Puzzling Pictures 8: The View From Below
Well, did you manage to guess what I was doing? (See yesterday’s “Puzzling Pictures: The View From Above.”) It’s easy enough to work it out, if you’ve ever lived in an old terrace house with a bay window. Yes, I was up a ladder, cleaning out the troughing.
Viewed from below, everything looked all right. The paintwork was still presentable - just the streaks and stains you’d expect, nothing that wouldn’t wipe away with a damp rag. However, it’s always worth taking a closer look. I got the ladder out of the cellar and carried it round the block and put it up. I climbed until I was head and shoulders above the troughing, and I looked down.
Everything was not all right. All the way along the wooden troughing was a thick layer of dark and disgusting sludge. The weather was dry, but this detritus was still soggy, holding moisture against the surface of the wood. Left like that, it would eventually seep down below the surface, no matter how well the wood had been treated with preservative. In the fullness of time, the troughing would rot and be ruined.
I set about cleaning it out. A trowel? No, wrong angle. A brush? No, not stiff enough. A wooden spoon? No, not enough clearance to get it under the overhang. In the end, I had to work my way all along the main section and round the side with a long-handled teaspoon. It took me quite a while. Then, pour in water at one end, swill it down to the drainpipe, and leave it to dry.
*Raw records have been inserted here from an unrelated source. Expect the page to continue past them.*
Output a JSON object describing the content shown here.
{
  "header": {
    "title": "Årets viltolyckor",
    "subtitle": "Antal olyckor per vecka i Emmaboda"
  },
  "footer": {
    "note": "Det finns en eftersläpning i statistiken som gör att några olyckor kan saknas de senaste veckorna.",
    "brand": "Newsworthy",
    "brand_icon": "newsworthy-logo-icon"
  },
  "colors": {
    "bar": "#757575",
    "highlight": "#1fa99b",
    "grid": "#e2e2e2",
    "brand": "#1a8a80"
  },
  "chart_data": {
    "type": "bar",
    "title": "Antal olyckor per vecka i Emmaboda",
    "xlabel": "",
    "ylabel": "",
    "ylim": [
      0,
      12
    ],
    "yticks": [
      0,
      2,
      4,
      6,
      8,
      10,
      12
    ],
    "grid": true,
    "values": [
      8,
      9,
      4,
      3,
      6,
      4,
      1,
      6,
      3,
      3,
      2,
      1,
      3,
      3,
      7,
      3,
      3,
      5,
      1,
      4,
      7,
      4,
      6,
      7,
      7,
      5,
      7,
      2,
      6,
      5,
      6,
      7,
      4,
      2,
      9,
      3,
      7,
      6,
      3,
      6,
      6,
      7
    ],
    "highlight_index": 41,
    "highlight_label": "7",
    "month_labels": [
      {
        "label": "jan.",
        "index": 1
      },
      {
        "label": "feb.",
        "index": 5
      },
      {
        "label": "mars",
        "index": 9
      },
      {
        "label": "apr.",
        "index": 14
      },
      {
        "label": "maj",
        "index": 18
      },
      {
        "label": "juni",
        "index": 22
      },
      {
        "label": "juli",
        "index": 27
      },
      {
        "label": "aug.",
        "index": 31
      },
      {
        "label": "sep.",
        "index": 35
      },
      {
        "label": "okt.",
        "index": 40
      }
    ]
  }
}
Since then, I’ve given it a good coat of wood preservative, and I’m waiting for another dry spell to add a coat of sealant on top. And then the job will be done.
On Wednesday I was in Manchester, talking to a middle-aged man about the gospel. He’d approached me with a number of perfectly reasonable questions, which I was happy to answer, as best I could. He acknowledged that the creation spoke of a Creator, and said that he had been trying to find God for himself, for many years. I explained the way of salvation again, and suggested that he began by acknowledging before God that he was a sinner. He’d readily agreed that he was by no means perfect, but…
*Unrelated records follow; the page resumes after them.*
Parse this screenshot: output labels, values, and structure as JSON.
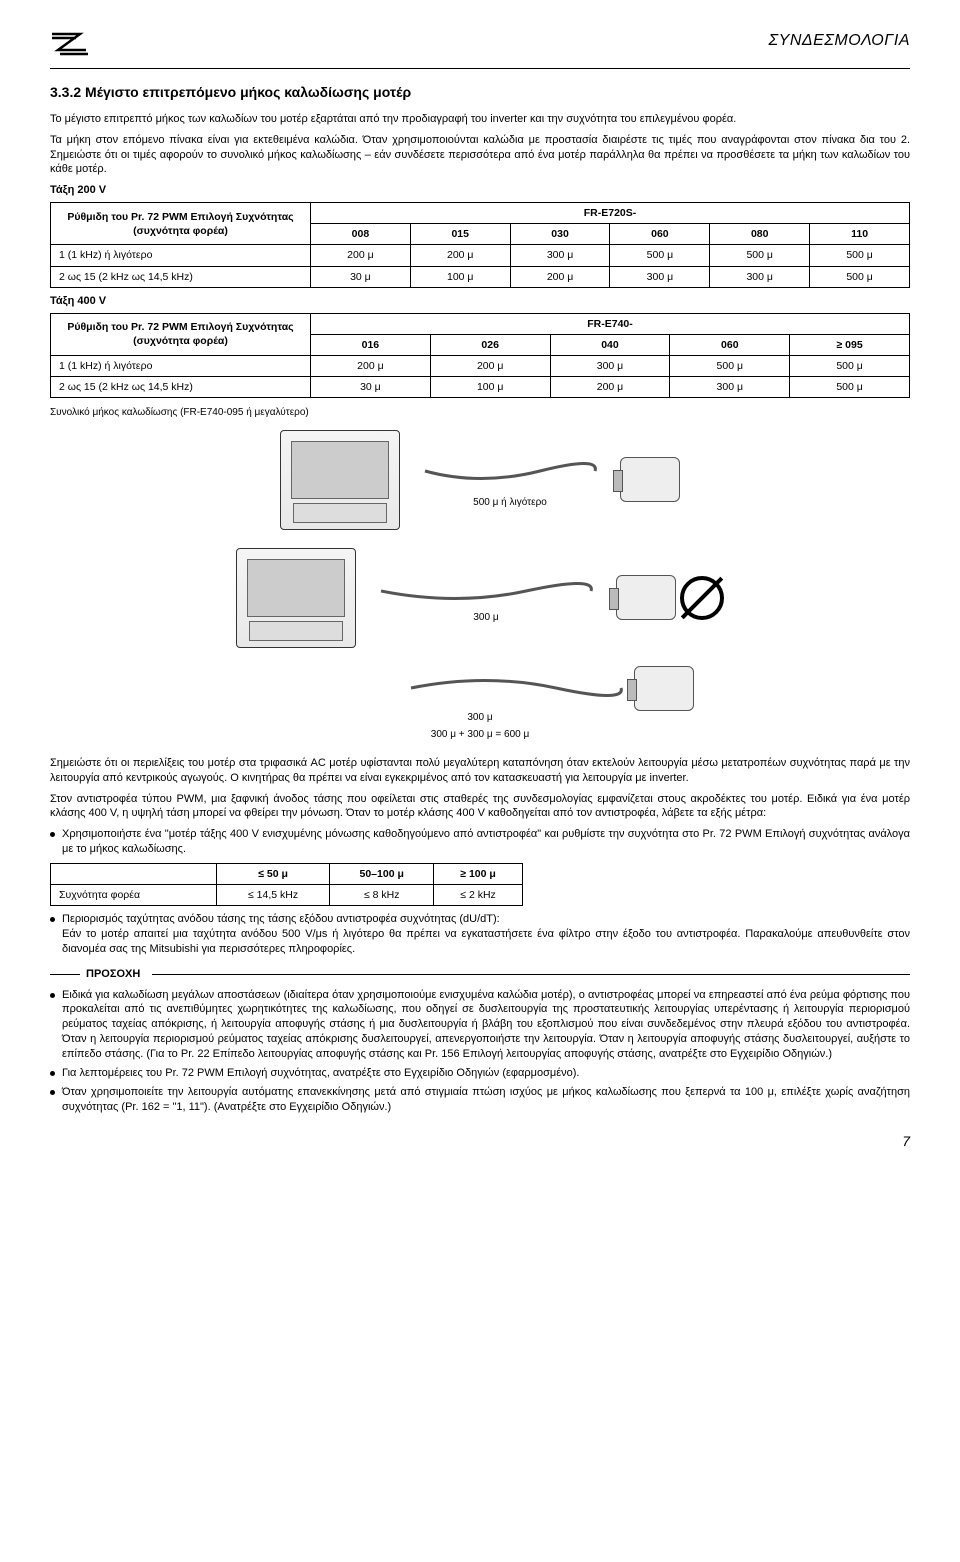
{
  "header": {
    "title_word": "ΣΥΝΔΕΣΜΟΛΟΓΙΑ"
  },
  "section": {
    "number_title": "3.3.2 Μέγιστο επιτρεπόμενο μήκος καλωδίωσης μοτέρ",
    "para1": "Το μέγιστο επιτρεπτό μήκος των καλωδίων του μοτέρ εξαρτάται από την προδιαγραφή του inverter και την συχνότητα του επιλεγμένου φορέα.",
    "para2": "Τα μήκη στον επόμενο πίνακα είναι για εκτεθειμένα καλώδια. Όταν χρησιμοποιούνται καλώδια με προστασία διαιρέστε τις τιμές που αναγράφονται στον πίνακα δια του 2. Σημειώστε ότι οι τιμές αφορούν το συνολικό μήκος καλωδίωσης – εάν συνδέσετε περισσότερα από ένα μοτέρ παράλληλα θα πρέπει να προσθέσετε τα μήκη των καλωδίων του κάθε μοτέρ."
  },
  "tables": {
    "t200v": {
      "heading": "Τάξη 200 V",
      "param_line1": "Ρύθμιδη του Pr. 72 PWM Επιλογή Συχνότητας",
      "param_line2": "(συχνότητα φορέα)",
      "model_prefix": "FR-E720S-",
      "models": [
        "008",
        "015",
        "030",
        "060",
        "080",
        "110"
      ],
      "rows": [
        {
          "label": "1 (1 kHz) ή λιγότερο",
          "vals": [
            "200 μ",
            "200 μ",
            "300 μ",
            "500 μ",
            "500 μ",
            "500 μ"
          ]
        },
        {
          "label": "2 ως 15 (2 kHz ως 14,5 kHz)",
          "vals": [
            "30 μ",
            "100 μ",
            "200 μ",
            "300 μ",
            "300 μ",
            "500 μ"
          ]
        }
      ]
    },
    "t400v": {
      "heading": "Τάξη 400 V",
      "param_line1": "Ρύθμιδη του Pr. 72 PWM Επιλογή Συχνότητας",
      "param_line2": "(συχνότητα φορέα)",
      "model_prefix": "FR-E740-",
      "models": [
        "016",
        "026",
        "040",
        "060",
        "≥ 095"
      ],
      "rows": [
        {
          "label": "1 (1 kHz) ή λιγότερο",
          "vals": [
            "200 μ",
            "200 μ",
            "300 μ",
            "500 μ",
            "500 μ"
          ]
        },
        {
          "label": "2 ως 15 (2 kHz ως 14,5 kHz)",
          "vals": [
            "30 μ",
            "100 μ",
            "200 μ",
            "300 μ",
            "500 μ"
          ]
        }
      ]
    }
  },
  "diagram": {
    "caption": "Συνολικό μήκος καλωδίωσης (FR-E740-095 ή μεγαλύτερο)",
    "label_top": "500 μ ή λιγότερο",
    "label_mid": "300 μ",
    "label_bot": "300 μ",
    "sum_line": "300 μ + 300 μ = 600 μ"
  },
  "paras_after": {
    "p1": "Σημειώστε ότι οι περιελίξεις του μοτέρ στα τριφασικά AC μοτέρ υφίστανται πολύ μεγαλύτερη καταπόνηση όταν εκτελούν λειτουργία μέσω μετατροπέων συχνότητας παρά με την λειτουργία από κεντρικούς αγωγούς. Ο κινητήρας θα πρέπει να είναι εγκεκριμένος από τον κατασκευαστή για λειτουργία με inverter.",
    "p2": "Στον αντιστροφέα τύπου PWM, μια ξαφνική άνοδος τάσης που οφείλεται στις σταθερές της συνδεσμολογίας εμφανίζεται στους ακροδέκτες του μοτέρ. Ειδικά για ένα μοτέρ κλάσης 400 V, η υψηλή τάση μπορεί να φθείρει την μόνωση. Όταν το μοτέρ κλάσης 400 V καθοδηγείται από τον αντιστροφέα, λάβετε τα εξής μέτρα:",
    "bullet1": "Χρησιμοποιήστε ένα \"μοτέρ τάξης 400 V ενισχυμένης μόνωσης καθοδηγούμενο από αντιστροφέα\" και ρυθμίστε την συχνότητα στο Pr. 72 PWM Επιλογή συχνότητας ανάλογα με το μήκος καλωδίωσης."
  },
  "freq_table": {
    "headers": [
      "≤ 50 μ",
      "50–100 μ",
      "≥ 100 μ"
    ],
    "row_label": "Συχνότητα φορέα",
    "row_vals": [
      "≤ 14,5 kHz",
      "≤ 8 kHz",
      "≤ 2 kHz"
    ]
  },
  "paras_after2": {
    "bullet2": "Περιορισμός ταχύτητας ανόδου τάσης της τάσης εξόδου αντιστροφέα συχνότητας (dU/dT):\nΕάν το μοτέρ απαιτεί μια ταχύτητα ανόδου 500 V/μs ή λιγότερο θα πρέπει να εγκαταστήσετε ένα φίλτρο στην έξοδο του αντιστροφέα. Παρακαλούμε απευθυνθείτε στον διανομέα σας της Mitsubishi για περισσότερες πληροφορίες."
  },
  "caution": {
    "title": "ΠΡΟΣΟΧΗ",
    "items": [
      "Ειδικά για καλωδίωση μεγάλων αποστάσεων (ιδιαίτερα όταν χρησιμοποιούμε ενισχυμένα καλώδια μοτέρ), ο αντιστροφέας μπορεί να επηρεαστεί από ένα ρεύμα φόρτισης που προκαλείται από τις ανεπιθύμητες χωρητικότητες της καλωδίωσης, που οδηγεί σε δυσλειτουργία της προστατευτικής λειτουργίας υπερέντασης ή λειτουργία περιορισμού ρεύματος ταχείας απόκρισης, ή λειτουργία αποφυγής στάσης ή μια δυσλειτουργία ή βλάβη του εξοπλισμού που είναι συνδεδεμένος στην πλευρά εξόδου του αντιστροφέα. Όταν η λειτουργία περιορισμού ρεύματος ταχείας απόκρισης δυσλειτουργεί, απενεργοποιήστε την λειτουργία. Όταν η λειτουργία αποφυγής στάσης δυσλειτουργεί, αυξήστε το επίπεδο στάσης. (Για το Pr. 22 Επίπεδο λειτουργίας αποφυγής στάσης και Pr. 156 Επιλογή λειτουργίας αποφυγής στάσης, ανατρέξτε στο Εγχειρίδιο Οδηγιών.)",
      "Για λεπτομέρειες του Pr. 72 PWM Επιλογή συχνότητας, ανατρέξτε στο Εγχειρίδιο Οδηγιών (εφαρμοσμένο).",
      "Όταν χρησιμοποιείτε την λειτουργία αυτόματης επανεκκίνησης μετά από στιγμιαία πτώση ισχύος με μήκος καλωδίωσης που ξεπερνά τα 100 μ, επιλέξτε χωρίς αναζήτηση συχνότητας (Pr. 162 = \"1, 11\"). (Ανατρέξτε στο Εγχειρίδιο Οδηγιών.)"
    ]
  },
  "page_number": "7"
}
The more I pressed him to admit his guilt before God, the more defensive he became. The serious faults which he had already admitted became minor issues, hardly worth mentioning, and he was better than many other people that he knew, and God welcomed anyone who was a seeker after truth anyway, didn’t He, and why would he want to repent when it wasn’t really his fault, and..?
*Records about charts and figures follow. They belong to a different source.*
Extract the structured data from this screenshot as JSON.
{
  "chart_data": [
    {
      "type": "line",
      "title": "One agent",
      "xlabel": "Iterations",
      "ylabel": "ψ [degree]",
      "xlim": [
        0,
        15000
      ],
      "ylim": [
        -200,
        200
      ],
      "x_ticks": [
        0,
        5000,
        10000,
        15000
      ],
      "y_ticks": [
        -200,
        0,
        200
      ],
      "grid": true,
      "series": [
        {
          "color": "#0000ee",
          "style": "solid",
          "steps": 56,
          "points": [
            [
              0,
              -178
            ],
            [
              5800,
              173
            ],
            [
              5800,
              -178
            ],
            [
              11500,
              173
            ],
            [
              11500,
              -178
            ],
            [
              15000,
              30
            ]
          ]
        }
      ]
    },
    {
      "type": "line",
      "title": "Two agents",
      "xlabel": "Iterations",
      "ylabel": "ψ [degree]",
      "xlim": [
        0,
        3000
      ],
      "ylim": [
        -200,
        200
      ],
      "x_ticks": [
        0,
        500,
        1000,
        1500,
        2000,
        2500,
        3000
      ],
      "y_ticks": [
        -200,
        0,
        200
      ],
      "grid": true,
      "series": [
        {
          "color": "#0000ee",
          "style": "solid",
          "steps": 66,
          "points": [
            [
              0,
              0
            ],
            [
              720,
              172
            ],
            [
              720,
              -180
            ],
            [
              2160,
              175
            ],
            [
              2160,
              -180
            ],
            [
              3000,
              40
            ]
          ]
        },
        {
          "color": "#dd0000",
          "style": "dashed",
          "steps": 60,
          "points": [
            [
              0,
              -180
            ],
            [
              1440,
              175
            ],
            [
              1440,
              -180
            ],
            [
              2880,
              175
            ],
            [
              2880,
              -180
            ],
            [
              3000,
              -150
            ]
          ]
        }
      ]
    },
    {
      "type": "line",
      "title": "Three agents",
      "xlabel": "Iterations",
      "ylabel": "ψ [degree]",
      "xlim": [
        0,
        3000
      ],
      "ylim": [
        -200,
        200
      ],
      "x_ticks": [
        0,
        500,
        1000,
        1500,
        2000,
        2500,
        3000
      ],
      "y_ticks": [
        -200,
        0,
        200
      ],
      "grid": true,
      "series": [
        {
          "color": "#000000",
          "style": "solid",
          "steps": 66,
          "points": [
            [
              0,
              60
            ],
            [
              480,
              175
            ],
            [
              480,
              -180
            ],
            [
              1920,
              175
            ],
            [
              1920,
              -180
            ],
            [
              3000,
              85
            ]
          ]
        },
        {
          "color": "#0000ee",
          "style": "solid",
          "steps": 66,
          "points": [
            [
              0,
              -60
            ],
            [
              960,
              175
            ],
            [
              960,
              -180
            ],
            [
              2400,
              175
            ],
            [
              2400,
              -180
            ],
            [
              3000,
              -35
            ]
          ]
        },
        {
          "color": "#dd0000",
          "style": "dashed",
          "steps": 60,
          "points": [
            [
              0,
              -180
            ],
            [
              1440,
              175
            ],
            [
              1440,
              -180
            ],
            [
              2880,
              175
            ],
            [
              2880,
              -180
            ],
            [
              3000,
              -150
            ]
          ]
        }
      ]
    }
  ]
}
At this point I’m spoiled for choice when it comes to texts concerning the true nature of the unregenerate human heart. Let me ask you, instead: what would you have said to him? What texts would you have shared with him, had you been there?
And how is that man like my troughing? It’s obvious, and I know you’re ahead of me, but I’ll say it anyway. When we consider our spiritual condition, the view from below - from our point of view - suggests that we’re not really all that bad: a moderate amount of moral reformation, and the job’s a good one, we’re right with God! Alas, the view from above, with divine insight into the human heart, tells a very different story.
Isaiah 64.6: We have all become like one who is unclean, and all our righteous deeds are like a polluted garment. We all fade like a leaf, and our iniquities, like the wind, take us away.
Jeremiah 17.9: The heart is deceitful above all things, and desperately sick; who can understand it?
And today, there is no longer any real need to repent? Just have faith, just have faith?
Matthew 9.13: I came not to call the righteous, but sinners.
Luke 13.3: No, I tell you; but unless you repent, you will all likewise perish.
I’ll leave you with one last photograph, and a question for anyone who happens to come across this blog who does not know Jesus Christ as Saviour and Lord: what is the state of your own heart today - seen, not from below, but from above? No don't tell me: take it, as the old hymn has it, to the Lord in prayer.